It is the trust's certificate of incorporation, which is also part of the Football Leaks documents, that provides the most important clue: The foundation's beneficiaries according to the certificate are “Mourinho's current wife and his children.” A further document in the data hints at who the stash held by Koper belongs to. Koper account statements from 31 December 2013 indicates that the firm owes Jose Mourinho 11,979,657 Euro, the document notes. Owes? That was apparently the trick: Mourinho trusted his marketing revenues – more than 11 million Euro – to Koper. Officially, the money didn't belong to him, but it stayed in his family, within his reach – essentially untouched in Koper accounts in Switzerland.
Things only became particularly uncomfortable for Mourinho after he transferred to Real Madrid in 2010 and then back for another stint at Chelsea in mid-2013. In July 2014, Spanish authorities began digging into the years Mourinho spent in Madrid and into his network of companies. The club had consistently withheld 10 per cent of each payment to Koper and forwarded it on to the tax office in accordance with the law. But most of the football manager's other marketing partners sent their payments to Ireland without withholding anything at all. From there, Mourinho's money – minus the standard commissions owed to MIM and Polaris – was sent to the zero-tax paradise of the British Virgin Islands.
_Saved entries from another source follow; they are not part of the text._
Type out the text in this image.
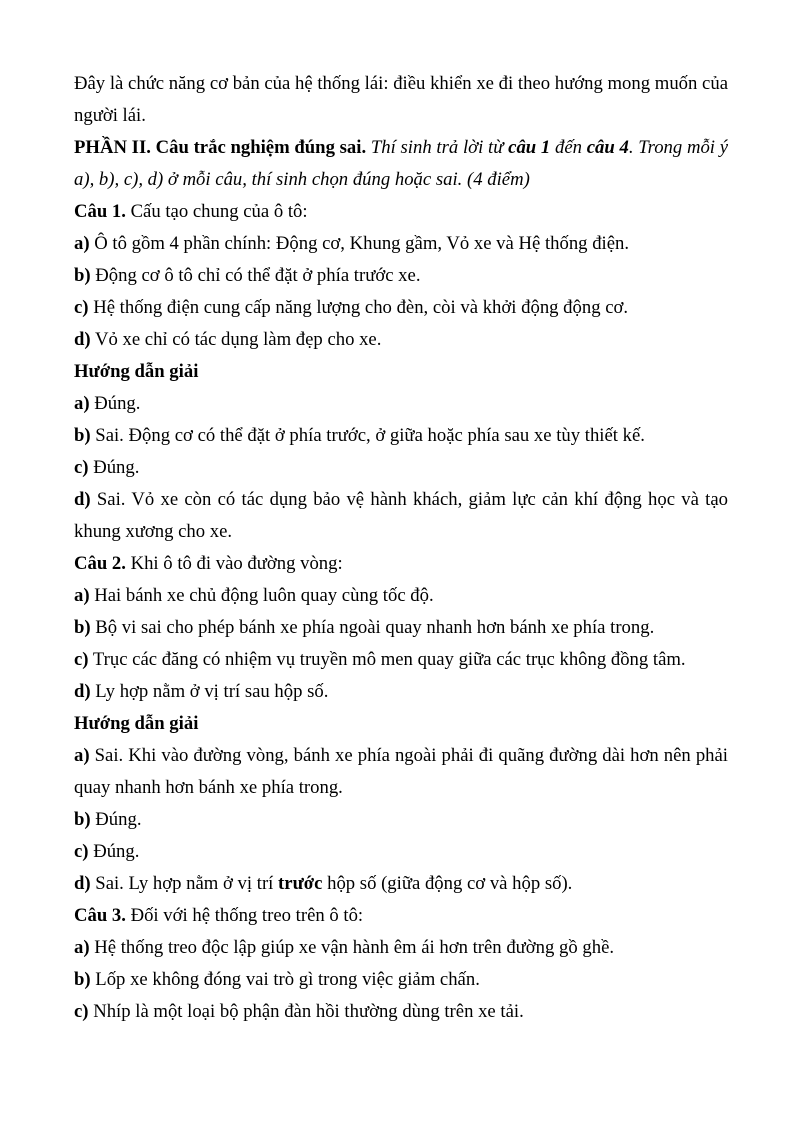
Đây là chức năng cơ bản của hệ thống lái: điều khiển xe đi theo hướng mong muốn của người lái.

PHẦN II. Câu trắc nghiệm đúng sai. Thí sinh trả lời từ câu 1 đến câu 4. Trong mỗi ý a), b), c), d) ở mỗi câu, thí sinh chọn đúng hoặc sai. (4 điểm)

Câu 1. Cấu tạo chung của ô tô:

a) Ô tô gồm 4 phần chính: Động cơ, Khung gầm, Vỏ xe và Hệ thống điện.

b) Động cơ ô tô chỉ có thể đặt ở phía trước xe.

c) Hệ thống điện cung cấp năng lượng cho đèn, còi và khởi động động cơ.

d) Vỏ xe chỉ có tác dụng làm đẹp cho xe.

Hướng dẫn giải

a) Đúng.

b) Sai. Động cơ có thể đặt ở phía trước, ở giữa hoặc phía sau xe tùy thiết kế.

c) Đúng.

d) Sai. Vỏ xe còn có tác dụng bảo vệ hành khách, giảm lực cản khí động học và tạo khung xương cho xe.

Câu 2. Khi ô tô đi vào đường vòng:

a) Hai bánh xe chủ động luôn quay cùng tốc độ.

b) Bộ vi sai cho phép bánh xe phía ngoài quay nhanh hơn bánh xe phía trong.

c) Trục các đăng có nhiệm vụ truyền mô men quay giữa các trục không đồng tâm.

d) Ly hợp nằm ở vị trí sau hộp số.

Hướng dẫn giải

a) Sai. Khi vào đường vòng, bánh xe phía ngoài phải đi quãng đường dài hơn nên phải quay nhanh hơn bánh xe phía trong.

b) Đúng.

c) Đúng.

d) Sai. Ly hợp nằm ở vị trí trước hộp số (giữa động cơ và hộp số).

Câu 3. Đối với hệ thống treo trên ô tô:

a) Hệ thống treo độc lập giúp xe vận hành êm ái hơn trên đường gồ ghề.

b) Lốp xe không đóng vai trò gì trong việc giảm chấn.

c) Nhíp là một loại bộ phận đàn hồi thường dùng trên xe tải.
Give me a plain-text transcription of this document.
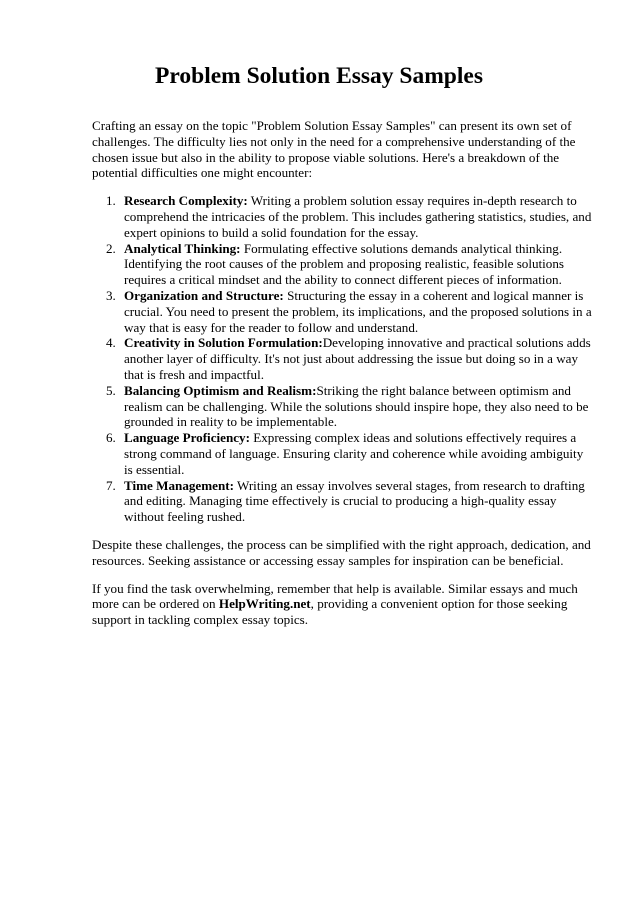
Problem Solution Essay Samples

Crafting an essay on the topic "Problem Solution Essay Samples" can present its own set of challenges. The difficulty lies not only in the need for a comprehensive understanding of the chosen issue but also in the ability to propose viable solutions. Here's a breakdown of the potential difficulties one might encounter:

1. Research Complexity: Writing a problem solution essay requires in-depth research to comprehend the intricacies of the problem. This includes gathering statistics, studies, and expert opinions to build a solid foundation for the essay.
2. Analytical Thinking: Formulating effective solutions demands analytical thinking. Identifying the root causes of the problem and proposing realistic, feasible solutions requires a critical mindset and the ability to connect different pieces of information.
3. Organization and Structure: Structuring the essay in a coherent and logical manner is crucial. You need to present the problem, its implications, and the proposed solutions in a way that is easy for the reader to follow and understand.
4. Creativity in Solution Formulation:Developing innovative and practical solutions adds another layer of difficulty. It's not just about addressing the issue but doing so in a way that is fresh and impactful.
5. Balancing Optimism and Realism:Striking the right balance between optimism and realism can be challenging. While the solutions should inspire hope, they also need to be grounded in reality to be implementable.
6. Language Proficiency: Expressing complex ideas and solutions effectively requires a strong command of language. Ensuring clarity and coherence while avoiding ambiguity is essential.
7. Time Management: Writing an essay involves several stages, from research to drafting and editing. Managing time effectively is crucial to producing a high-quality essay without feeling rushed.

Despite these challenges, the process can be simplified with the right approach, dedication, and resources. Seeking assistance or accessing essay samples for inspiration can be beneficial.

If you find the task overwhelming, remember that help is available. Similar essays and much more can be ordered on HelpWriting.net, providing a convenient option for those seeking support in tackling complex essay topics.
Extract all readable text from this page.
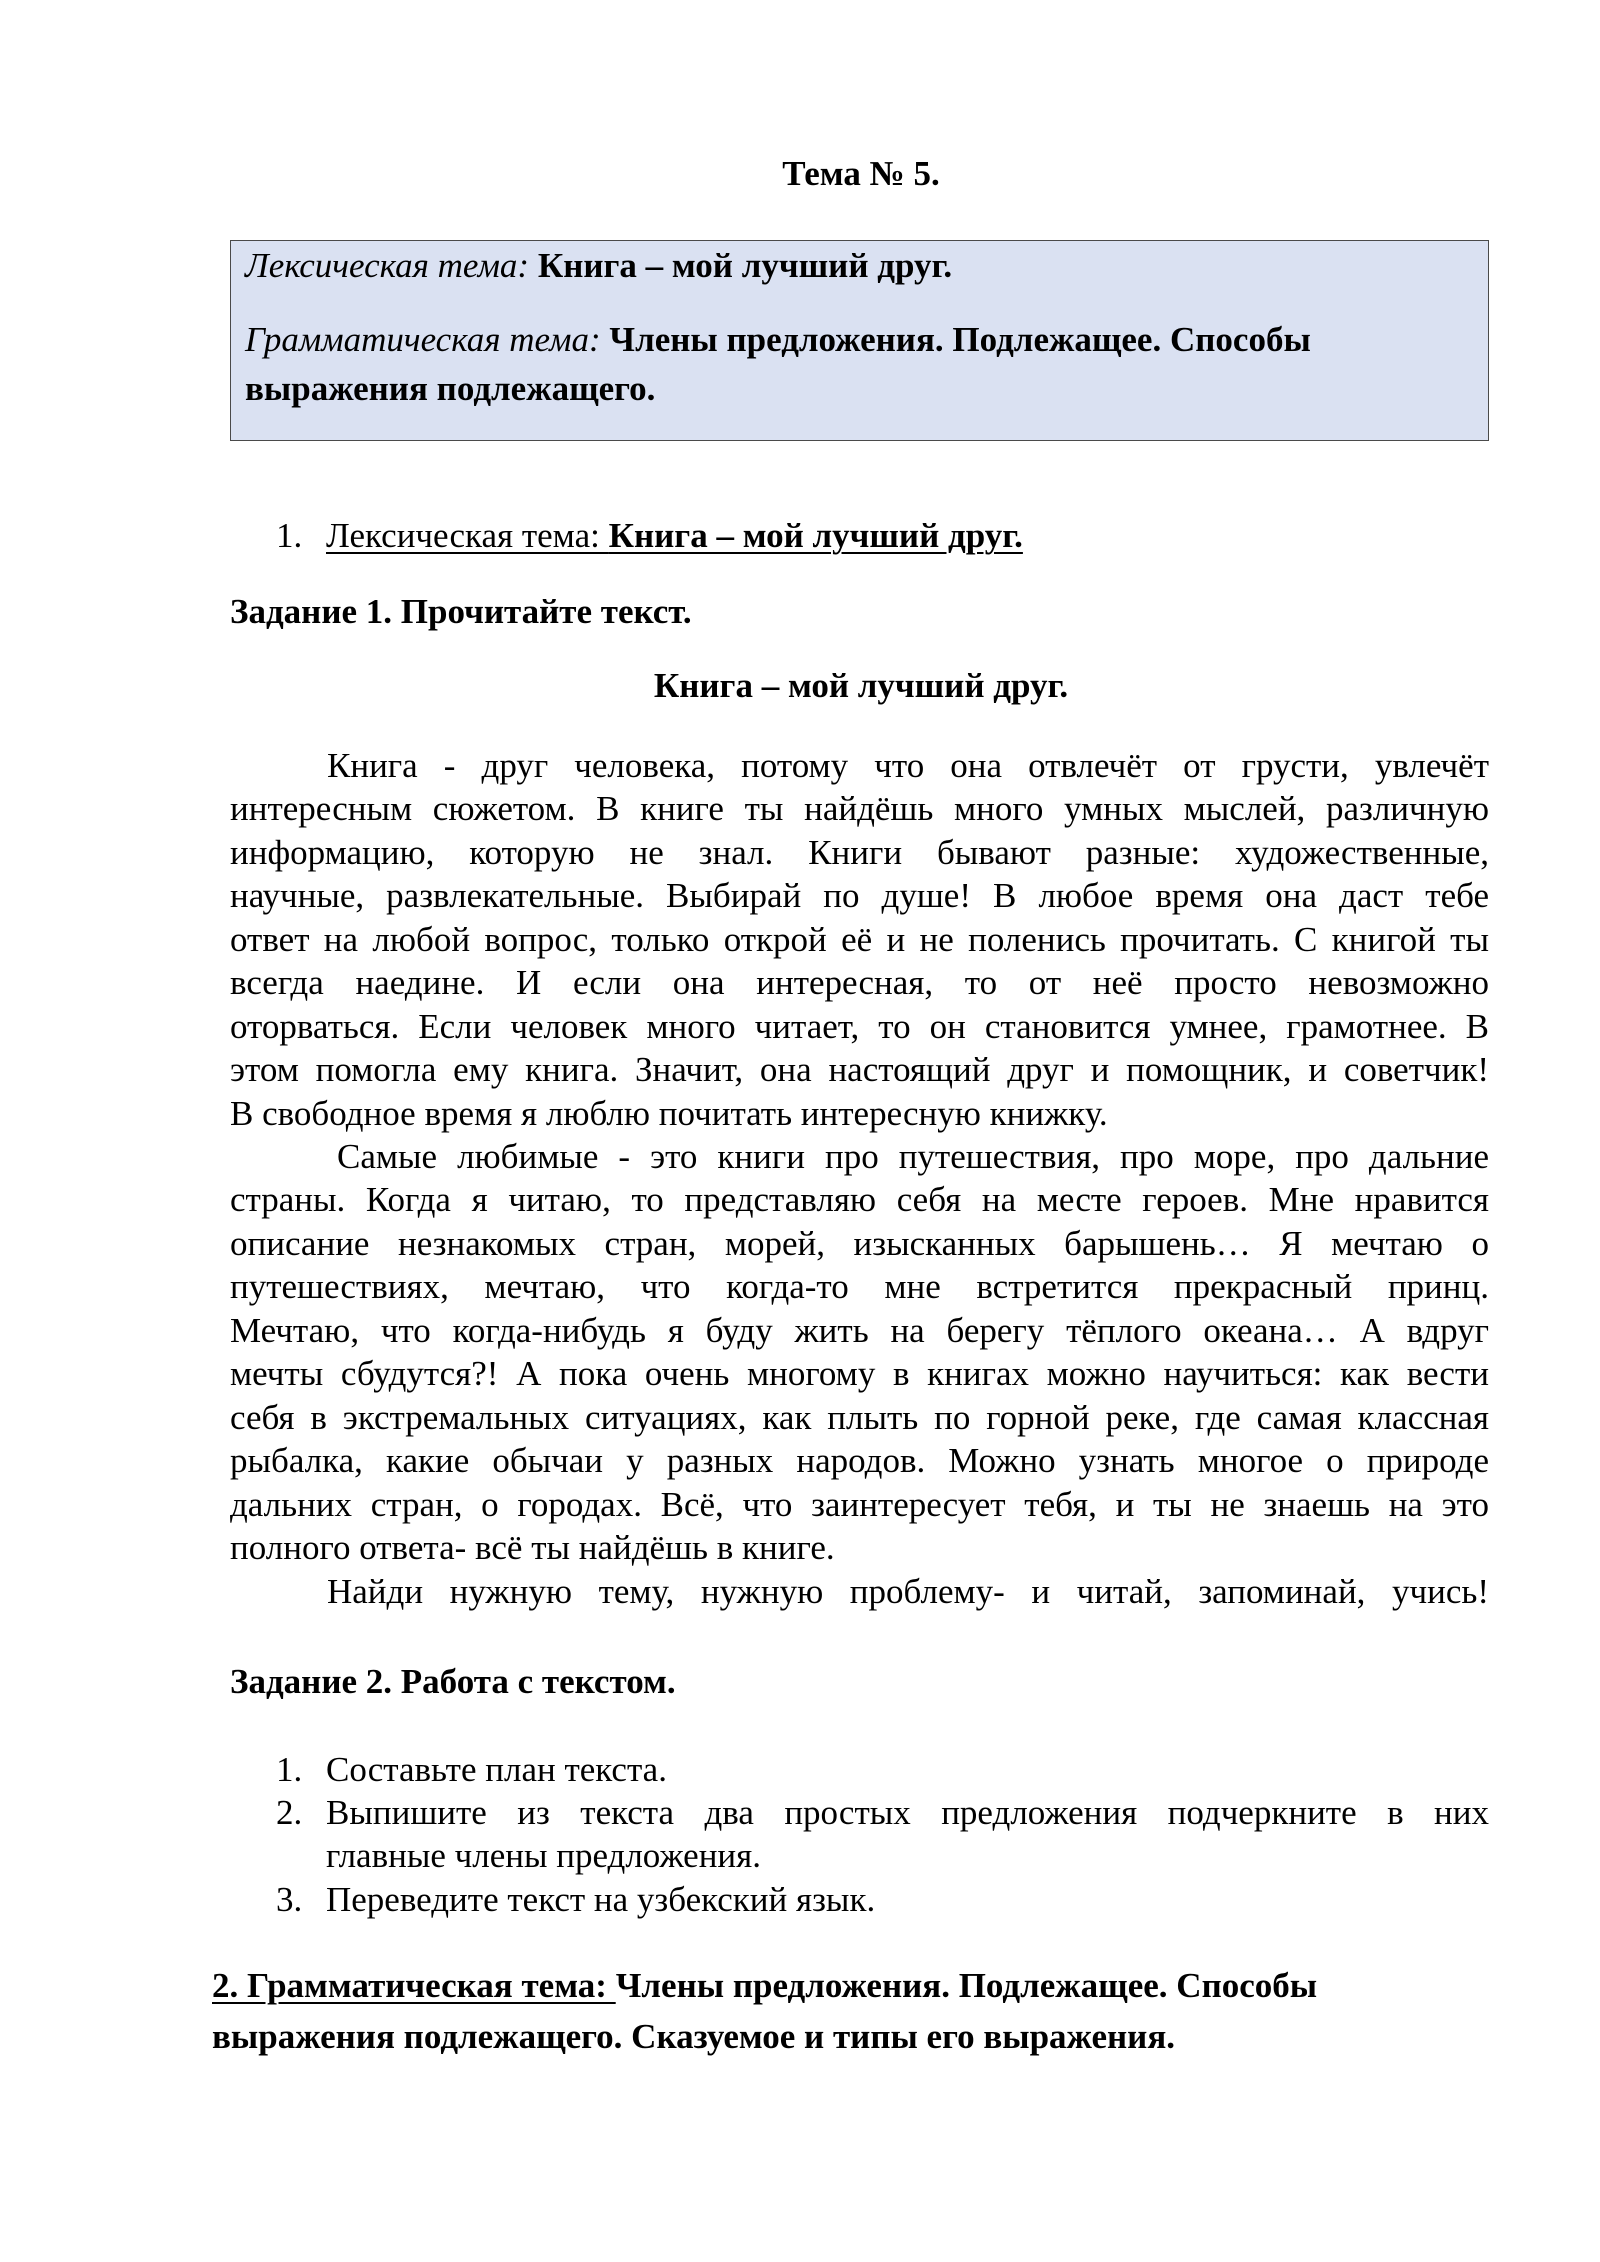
Тема № 5.
Лексическая тема: Книга – мой лучший друг.
Грамматическая тема: Члены предложения. Подлежащее. Способы
выражения подлежащего.
1. Лексическая тема: Книга – мой лучший друг.
Задание 1. Прочитайте текст.
Книга – мой лучший друг.
Книга - друг человека, потому что она отвлечёт от грусти, увлечёт
интересным сюжетом. В книге ты найдёшь много умных мыслей, различную
информацию, которую не знал. Книги бывают разные: художественные,
научные, развлекательные. Выбирай по душе! В любое время она даст тебе
ответ на любой вопрос, только открой её и не поленись прочитать. С книгой ты
всегда наедине. И если она интересная, то от неё просто невозможно
оторваться. Если человек много читает, то он становится умнее, грамотнее. В
этом помогла ему книга. Значит, она настоящий друг и помощник, и советчик!
В свободное время я люблю почитать интересную книжку.
Самые любимые - это книги про путешествия, про море, про дальние
страны. Когда я читаю, то представляю себя на месте героев. Мне нравится
описание незнакомых стран, морей, изысканных барышень… Я мечтаю о
путешествиях, мечтаю, что когда-то мне встретится прекрасный принц.
Мечтаю, что когда-нибудь я буду жить на берегу тёплого океана… А вдруг
мечты сбудутся?! А пока очень многому в книгах можно научиться: как вести
себя в экстремальных ситуациях, как плыть по горной реке, где самая классная
рыбалка, какие обычаи у разных народов. Можно узнать многое о природе
дальних стран, о городах. Всё, что заинтересует тебя, и ты не знаешь на это
полного ответа- всё ты найдёшь в книге.
Найди нужную тему, нужную проблему- и читай, запоминай, учись!
Задание 2. Работа с текстом.
1. Составьте план текста.
2. Выпишите из текста два простых предложения подчеркните в них
главные члены предложения.
3. Переведите текст на узбекский язык.
2. Грамматическая тема: Члены предложения. Подлежащее. Способы
выражения подлежащего. Сказуемое и типы его выражения.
The football manager never submitted a Spanish tax declaration for his image rights revenues. As early as June 2013, Julio Senn, partner at the tax accounting firm Senn Ferrero, began realizing that things wouldn't end well. Senn, who was once director general of Real Madrid and is today the most sought after attorney for football players with tax problems in Spain, spoke with a coworker who had been involved in Lionel Messi's tax case. The Barcelona star had based his image-rights company in Uruguay. Senn then wrote to a tax expert named Carlos Osorio, who advised Mendes, saying that it looked as though Spanish tax officials had settled upon a strategy. Only in cases where the image-rights companies belonging to football players had real personnel and real offices were they left alone. Otherwise, Senn wrote, revenues were being seen as part of a player's normal salary. And had to be taxed as such. For Mendes' clients, it was terrible news.
Senn was initially concerned about Mourinho. He hadn't yet registered his foreign holdings even though it had been required in Spain since 2012. In September 2014, the attorney was hoping that Mourinho would at least manage to avoid criminal proceedings. Mourinho was prepared to pay “whatever it takes” to avoid such a fiasco, an approach that a lawyer colleague endorsed. He believed that Mourinho wouldn't be the only loser, “we all would.” Mendes, he noted, was extremely nervous.
That was understandable considering he had set up a similar tax model for most of his clients, one in which an offshore company received revenues from image rights. If one adds up the revenues of his most important clients that ended up in the Caribbean, the total is at least 180 million Euro. Internally, Senn – who was, as of 2014, charged with extricating Mendes's players and Mourinho from the difficulties they were in – didn't hide how he felt about the Mendes model. In an email to Mendes' tax expert Osorio de Castro, who had served as an advisor for the model, he wrote: “don't forget that the structure that all of Jorge's clients have isn't the most appropriate for people who live in Spain.” Senn added that Osorio de Castro had been told many times that the tax construction was unsuited for image rights.
Senn was most explicit when it came to the acute difficulties facing Portuguese national team player Fábio Coentrao. As a client of Mendes, he also had a shell company in the Caribbean. “Gentlemen,” Senn wrote, “the structure you have set up is a serious problem for the player.”
It was also a problem for Mendes himself. “Let's hope that they (editor’s note: tax officials) don't view Jorge's company structure in Ireland as a necessary aid for the players to avoid paying taxes in Spain,” Senn wrote. Regarding Coentrao, he wrote: “It could be that circumstances that are less problematic than those we are defending against the tax authorities are seen as tax violations.”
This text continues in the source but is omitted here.